Das zweite wichtige Feld, in dem das ZMG Entscheide fällt, sind die Überwachungsmassnahmen. Diese reichen von Post- und Telefonüberwachung, GPS-Überwachung und Standortbestimmung über die Erhebung von Randdaten bis zum Einsatz verdeckter Ermittler. Hier hat das ZMG 154 Entscheide getroffen. Wie diese Entscheide ausgefallen sind, ist aus den Zahlen nicht ersichtlich.
Zum grössten Teil (in 92 Fällen) ging es dabei um die Erhebung von Randdaten. Diese Daten geben beispielsweise Aufschluss darüber, welche Telefonnummern wann von einem überwachten Handy aus angerufen wurden, nicht jedoch über den Inhalt der Gespräche oder der SMS. In 21 Fällen wurde über eine Post- und Telefonüberwachung entschieden.
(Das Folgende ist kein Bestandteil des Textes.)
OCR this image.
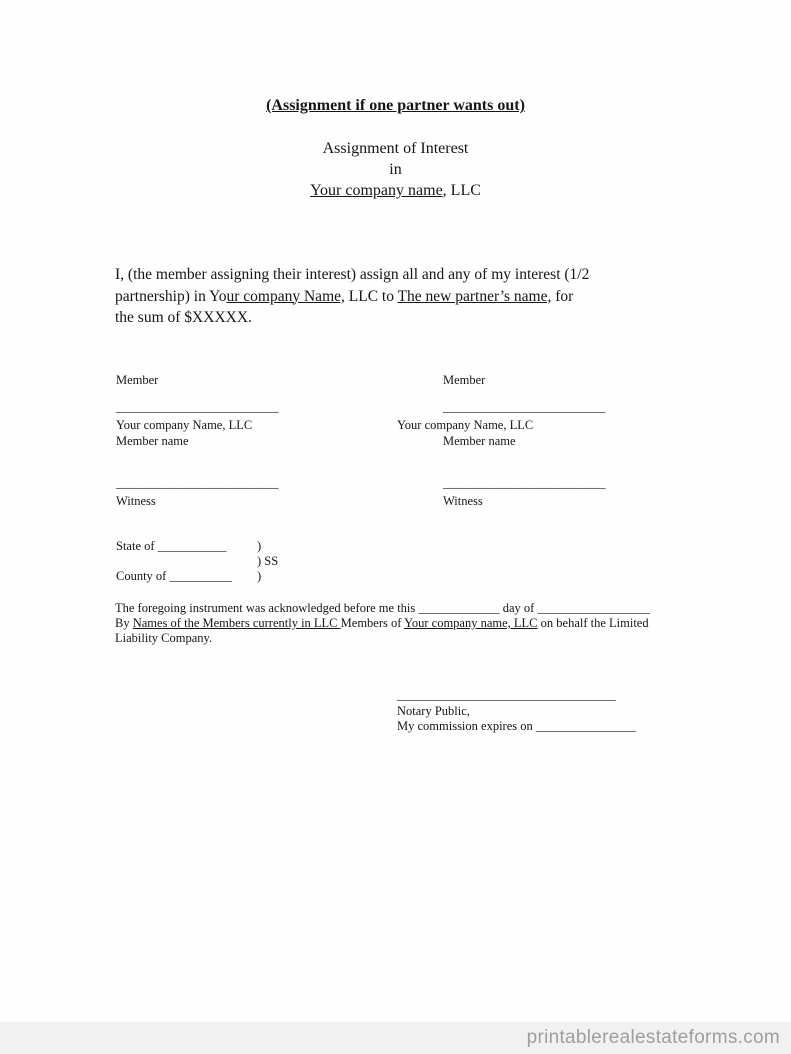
(Assignment if one partner wants out)
Assignment of Interest
in
Your company name, LLC
I, (the member assigning their interest) assign all and any of my interest (1/2
partnership) in Your company Name, LLC to The new partner’s name, for
the sum of $XXXXX.
Member	Member
__________________________	__________________________
Your company Name, LLC	Your company Name, LLC
Member name	Member name
__________________________	__________________________
Witness	Witness
State of ___________ )
) SS
County of __________ )
The foregoing instrument was acknowledged before me this _____________ day of __________________
By Names of the Members currently in LLC Members of Your company name, LLC on behalf the Limited
Liability Company.
___________________________________
Notary Public,
My commission expires on ________________
printablerealestateforms.com
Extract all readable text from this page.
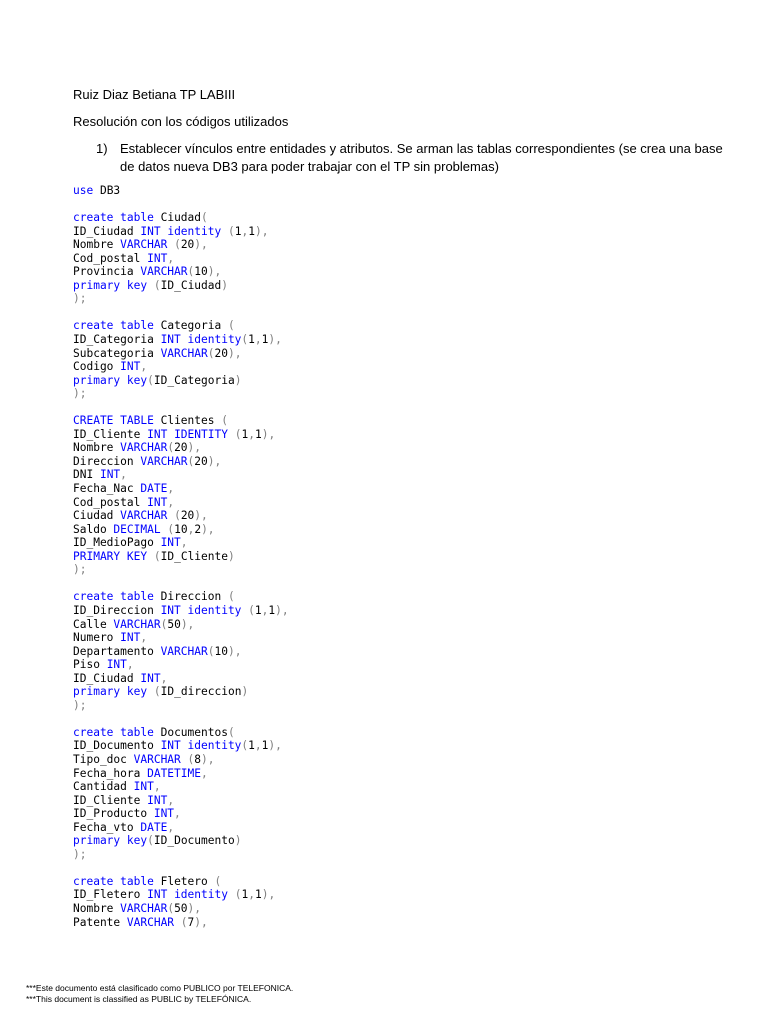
Ruiz Diaz Betiana TP LABIII
Resolución con los códigos utilizados
1) Establecer vínculos entre entidades y atributos. Se arman las tablas correspondientes (se crea una base de datos nueva DB3 para poder trabajar con el TP sin problemas)
use DB3

create table Ciudad(
ID_Ciudad INT identity (1,1),
Nombre VARCHAR (20),
Cod_postal INT,
Provincia VARCHAR(10),
primary key (ID_Ciudad)
);

create table Categoria (
ID_Categoria INT identity(1,1),
Subcategoria VARCHAR(20),
Codigo INT,
primary key(ID_Categoria)
);

CREATE TABLE Clientes (
ID_Cliente INT IDENTITY (1,1),
Nombre VARCHAR(20),
Direccion VARCHAR(20),
DNI INT,
Fecha_Nac DATE,
Cod_postal INT,
Ciudad VARCHAR (20),
Saldo DECIMAL (10,2),
ID_MedioPago INT,
PRIMARY KEY (ID_Cliente)
);

create table Direccion (
ID_Direccion INT identity (1,1),
Calle VARCHAR(50),
Numero INT,
Departamento VARCHAR(10),
Piso INT,
ID_Ciudad INT,
primary key (ID_direccion)
);

create table Documentos(
ID_Documento INT identity(1,1),
Tipo_doc VARCHAR (8),
Fecha_hora DATETIME,
Cantidad INT,
ID_Cliente INT,
ID_Producto INT,
Fecha_vto DATE,
primary key(ID_Documento)
);

create table Fletero (
ID_Fletero INT identity (1,1),
Nombre VARCHAR(50),
Patente VARCHAR (7),
***Este documento está clasificado como PUBLICO por TELEFONICA.
***This document is classified as PUBLIC by TELEFÓNICA.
Eine genaue Aussage darüber, wie streng das hiesige ZMG die Gesuche der Basler Strafverfolger handhabt, lässt sich also nicht treffen. Das Beispiel mit der U-Haft deutet jedoch darauf hin, dass das ZMG hier sich ungefähr im schweizerischen Mittelfeld bewegen dürfte.
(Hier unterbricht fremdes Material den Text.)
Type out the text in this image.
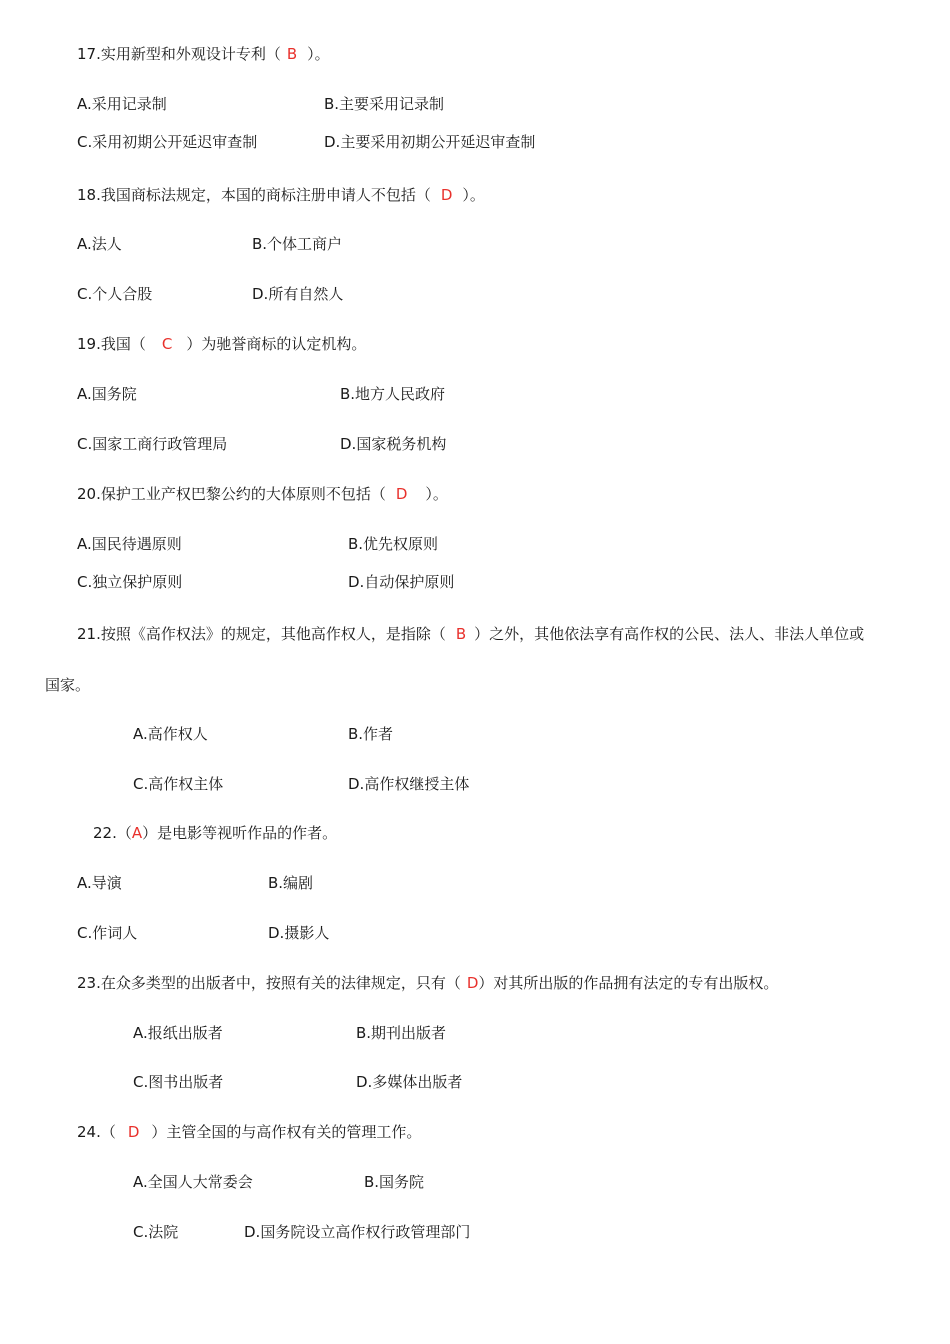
17.实用新型和外观设计专利（ B ）。
A.采用记录制	B.主要采用记录制
C.采用初期公开延迟审查制	D.主要采用初期公开延迟审查制
18.我国商标法规定，本国的商标注册申请人不包括（ D ）。
A.法人	B.个体工商户
C.个人合股	D.所有自然人
19.我国（ C ）为驰誉商标的认定机构。
A.国务院	B.地方人民政府
C.国家工商行政管理局	D.国家税务机构
20.保护工业产权巴黎公约的大体原则不包括（ D ）。
A.国民待遇原则	B.优先权原则
C.独立保护原则	D.自动保护原则
21.按照《高作权法》的规定，其他高作权人，是指除（ B ）之外，其他依法享有高作权的公民、法人、非法人单位或
国家。
A.高作权人	B.作者
C.高作权主体	D.高作权继授主体
22.（A）是电影等视听作品的作者。
A.导演	B.编剧
C.作词人	D.摄影人
23.在众多类型的出版者中，按照有关的法律规定，只有（ D）对其所出版的作品拥有法定的专有出版权。
A.报纸出版者	B.期刊出版者
C.图书出版者	D.多媒体出版者
24.（ D ）主管全国的与高作权有关的管理工作。
A.全国人大常委会	B.国务院
C.法院	D.国务院设立高作权行政管理部门
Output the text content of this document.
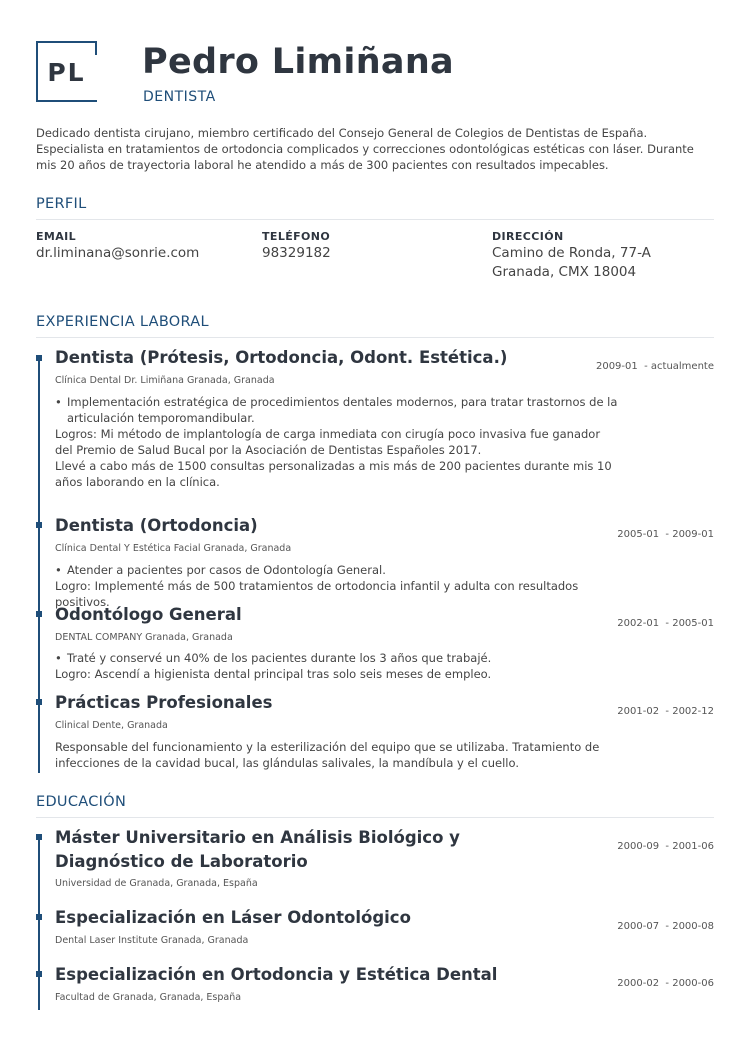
PL	Pedro Limiñana
DENTISTA
Dedicado dentista cirujano, miembro certificado del Consejo General de Colegios de Dentistas de España. Especialista en tratamientos de ortodoncia complicados y correcciones odontológicas estéticas con láser. Durante mis 20 años de trayectoria laboral he atendido a más de 300 pacientes con resultados impecables.
PERFIL
EMAIL
dr.liminana@sonrie.com
TELÉFONO
98329182
DIRECCIÓN
Camino de Ronda, 77-A
Granada, CMX 18004
EXPERIENCIA LABORAL
Dentista (Prótesis, Ortodoncia, Odont. Estética.)	2009-01  - actualmente
Clínica Dental Dr. Limiñana Granada, Granada
• Implementación estratégica de procedimientos dentales modernos, para tratar trastornos de la articulación temporomandibular.
Logros: Mi método de implantología de carga inmediata con cirugía poco invasiva fue ganador del Premio de Salud Bucal por la Asociación de Dentistas Españoles 2017.
Llevé a cabo más de 1500 consultas personalizadas a mis más de 200 pacientes durante mis 10 años laborando en la clínica.
Dentista (Ortodoncia)	2005-01  - 2009-01
Clínica Dental Y Estética Facial Granada, Granada
• Atender a pacientes por casos de Odontología General.
Logro: Implementé más de 500 tratamientos de ortodoncia infantil y adulta con resultados positivos.
Odontólogo General	2002-01  - 2005-01
DENTAL COMPANY Granada, Granada
• Traté y conservé un 40% de los pacientes durante los 3 años que trabajé.
Logro: Ascendí a higienista dental principal tras solo seis meses de empleo.
Prácticas Profesionales	2001-02  - 2002-12
Clinical Dente, Granada
Responsable del funcionamiento y la esterilización del equipo que se utilizaba. Tratamiento de infecciones de la cavidad bucal, las glándulas salivales, la mandíbula y el cuello.
EDUCACIÓN
Máster Universitario en Análisis Biológico y Diagnóstico de Laboratorio
2000-09  - 2001-06
Universidad de Granada, Granada, España
Especialización en Láser Odontológico	2000-07  - 2000-08
Dental Laser Institute Granada, Granada
Especialización en Ortodoncia y Estética Dental	2000-02  - 2000-06
Facultad de Granada, Granada, España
Stawa führt keine Statistik
Die Staatsanwaltschaft selbst gibt auf Anfrage bekannt, keine Statistik zu den gestellten Haftanträgen und Anträgen auf Überwachung zu führen. Stawa-Sprecher René Gsell schätzt die Gutheissungsquote auf «circa 85 Prozent». Damit würde das ZMG Basel-Stadt von allen in der «Rundschau» geprüften Behörden der Stawa am genausten auf die Finger schauen.
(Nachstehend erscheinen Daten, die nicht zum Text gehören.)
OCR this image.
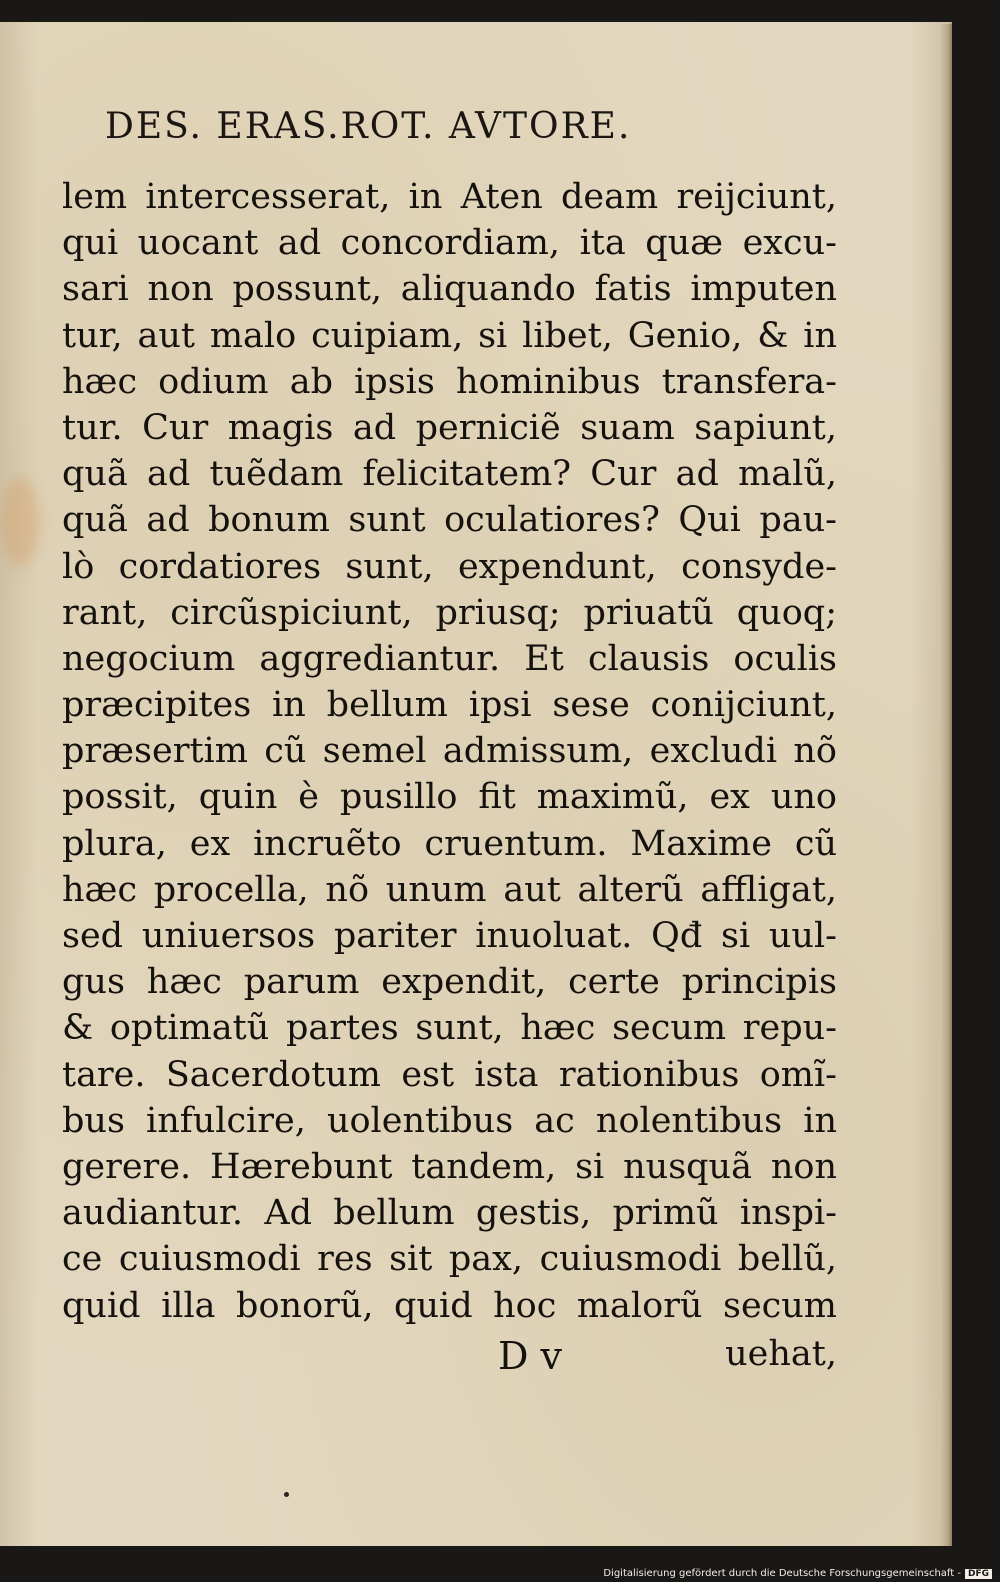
DES. ERAS.ROT. AVTORE.
lem intercesserat, in Aten deam reijciunt,
qui uocant ad concordiam, ita quæ excu-
sari non possunt, aliquando fatis imputen
tur, aut malo cuipiam, si libet, Genio, & in
hæc odium ab ipsis hominibus transfera-
tur. Cur magis ad perniciẽ suam sapiunt,
quã ad tuẽdam felicitatem? Cur ad malũ,
quã ad bonum sunt oculatiores? Qui pau-
lò cordatiores sunt, expendunt, consyde-
rant, circũspiciunt, priusq; priuatũ quoq;
negocium aggrediantur. Et clausis oculis
præcipites in bellum ipsi sese conijciunt,
præsertim cũ semel admissum, excludi nõ
possit, quin è pusillo fit maximũ, ex uno
plura, ex incruẽto cruentum. Maxime cũ
hæc procella, nõ unum aut alterũ affligat,
sed uniuersos pariter inuoluat. Qđ si uul-
gus hæc parum expendit, certe principis
& optimatũ partes sunt, hæc secum repu-
tare. Sacerdotum est ista rationibus omĩ-
bus infulcire, uolentibus ac nolentibus in
gerere. Hærebunt tandem, si nusquã non
audiantur. Ad bellum gestis, primũ inspi-
ce cuiusmodi res sit pax, cuiusmodi bellũ,
quid illa bonorũ, quid hoc malorũ secum
D v	uehat,
Digitalisierung gefördert durch die Deutsche Forschungsgemeinschaft - DFG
Überprüfen lässt sich diese Aussage allerdings nicht, da keine harten Zahlen vorliegen. Doch zumindest anzweifeln lässt sie sich. Denn wir kennen die Quote im Bereich U-Haft, wo das ZMG fast 94 Prozent aller Gesuche gutheisst. Und diese Gesuche stellen den mit Abstand grössten Einzelposten aller Entscheide dar, nämlich deutlich mehr als ein Drittel (303 von 822 Entscheiden).